Some people find it uncomfortable to share personal stories. One, they value their privacy and prefer to keep most things close to their chest. Two, they don’t want to look like a fame-chaser or a narcissist. Three, why should people care? Some people don’t feel important enough to be heard.
All of us are, in some way, similar to this brood. You probably feel a tinge or more of hesitation when asked to share about yourself. You turn on your filter, carefully minding which details to reveal and which to keep hidden. You can’t let your privacy be breached by someone you don’t completely trust–even more, by a stranger.
There is nothing wrong with being careful, so long as you don’t hold back the treasures that you may be meant to share–such as your personal stories. In the many years you’ve lived in this earth, I am pretty sure that you’ve got a chunk of story or two that is/are worth-telling. Perhaps, you’ve got an event, an episode, or a slice in your big pie of life that other people can get nuggets of wisdom from. If you think you do, it won’t hurt if you try writing about it–then try sharing it. Keep in mind: it’s not about you. It’s about your story.

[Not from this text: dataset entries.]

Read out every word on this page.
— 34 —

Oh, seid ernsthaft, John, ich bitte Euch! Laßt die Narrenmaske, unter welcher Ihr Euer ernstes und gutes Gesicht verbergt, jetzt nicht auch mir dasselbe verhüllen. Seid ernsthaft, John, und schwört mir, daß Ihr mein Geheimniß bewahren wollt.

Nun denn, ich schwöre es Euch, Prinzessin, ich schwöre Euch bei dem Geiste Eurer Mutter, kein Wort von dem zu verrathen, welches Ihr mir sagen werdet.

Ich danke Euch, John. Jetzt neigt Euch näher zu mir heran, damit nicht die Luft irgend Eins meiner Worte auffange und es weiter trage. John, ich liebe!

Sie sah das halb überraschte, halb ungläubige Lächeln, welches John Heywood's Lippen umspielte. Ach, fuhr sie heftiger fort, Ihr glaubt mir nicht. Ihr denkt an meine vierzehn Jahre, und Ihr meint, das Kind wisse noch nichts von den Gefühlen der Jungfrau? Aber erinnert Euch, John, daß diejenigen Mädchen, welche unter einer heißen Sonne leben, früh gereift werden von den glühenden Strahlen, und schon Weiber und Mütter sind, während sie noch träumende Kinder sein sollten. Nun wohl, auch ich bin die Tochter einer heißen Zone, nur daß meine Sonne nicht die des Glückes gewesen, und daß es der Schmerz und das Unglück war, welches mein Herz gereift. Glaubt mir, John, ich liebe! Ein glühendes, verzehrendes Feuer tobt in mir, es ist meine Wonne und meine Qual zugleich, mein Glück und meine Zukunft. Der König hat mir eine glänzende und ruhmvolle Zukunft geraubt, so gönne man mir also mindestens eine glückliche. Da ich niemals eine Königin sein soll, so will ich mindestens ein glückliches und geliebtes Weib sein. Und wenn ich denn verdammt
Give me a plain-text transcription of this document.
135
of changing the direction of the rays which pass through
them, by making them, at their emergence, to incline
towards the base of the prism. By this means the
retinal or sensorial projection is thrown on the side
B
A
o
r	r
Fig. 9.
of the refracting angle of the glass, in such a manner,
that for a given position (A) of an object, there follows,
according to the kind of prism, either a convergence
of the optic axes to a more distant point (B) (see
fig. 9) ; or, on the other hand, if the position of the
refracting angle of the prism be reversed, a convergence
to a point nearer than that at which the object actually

Here are four of the several reasons you must write your personal story:
- Allow people to learn from your experience. Perhaps, you learned these life lessons not only for you but also for the people around you. You can’t keep all these for yourself, anyway. One day, you’ll change, you’ll age, and you’ll forget most of it. Allow people to drink from your story’s fount of wisdom. Who knows how much it can help them or how far it will bring them? Be generous not only in gifts, help, and words, but also in stories.
- Allow yourself to learn from old yourself. As I’ve said, you’ll someday change, age, and forget. Writing your lessons-filled stories now will help your future self remember them. If you’re the sort who writes in your journal every day, then you probably know how helpful recording stories is. Anytime, you can just open your old journal like a stash and bask in the beauty and lessons of long-ago. Imagine the benefits of that in your living and being.
- Preserve the memories. It will be best to write with engaged senses. Wear your old-you’s shoes and relive the experience. See, hear, feel, touch, taste everything again and write it all down. That way, you can preserve the story for future reminiscing especially when time comes for your memory to fail. BUT choose well the story you’ll preserve. Choose your words well, too. You don’t want to resurrect hate, regret, and pain from their tombs and seize you like they shouldn’t.
- Pass it on to the future generation. If you have children, allow them to read your story and know their parent more. Surely, they’ll like it and they might even feel closer to you afterwards. Remember: You are passing this way once, and no one else can live life the way you did, do and will do. Writing your stories now might help the future generation learn life lessons that only you can articulate.
The world operates in constant transience. People, memories, things wither, disintegrate, and if not preserved, fall into oblivion. Would you allow this fleeting, distinct, and gold-packed of a story to be set aside, less-used, and forgotten? Write your personal stories. Now.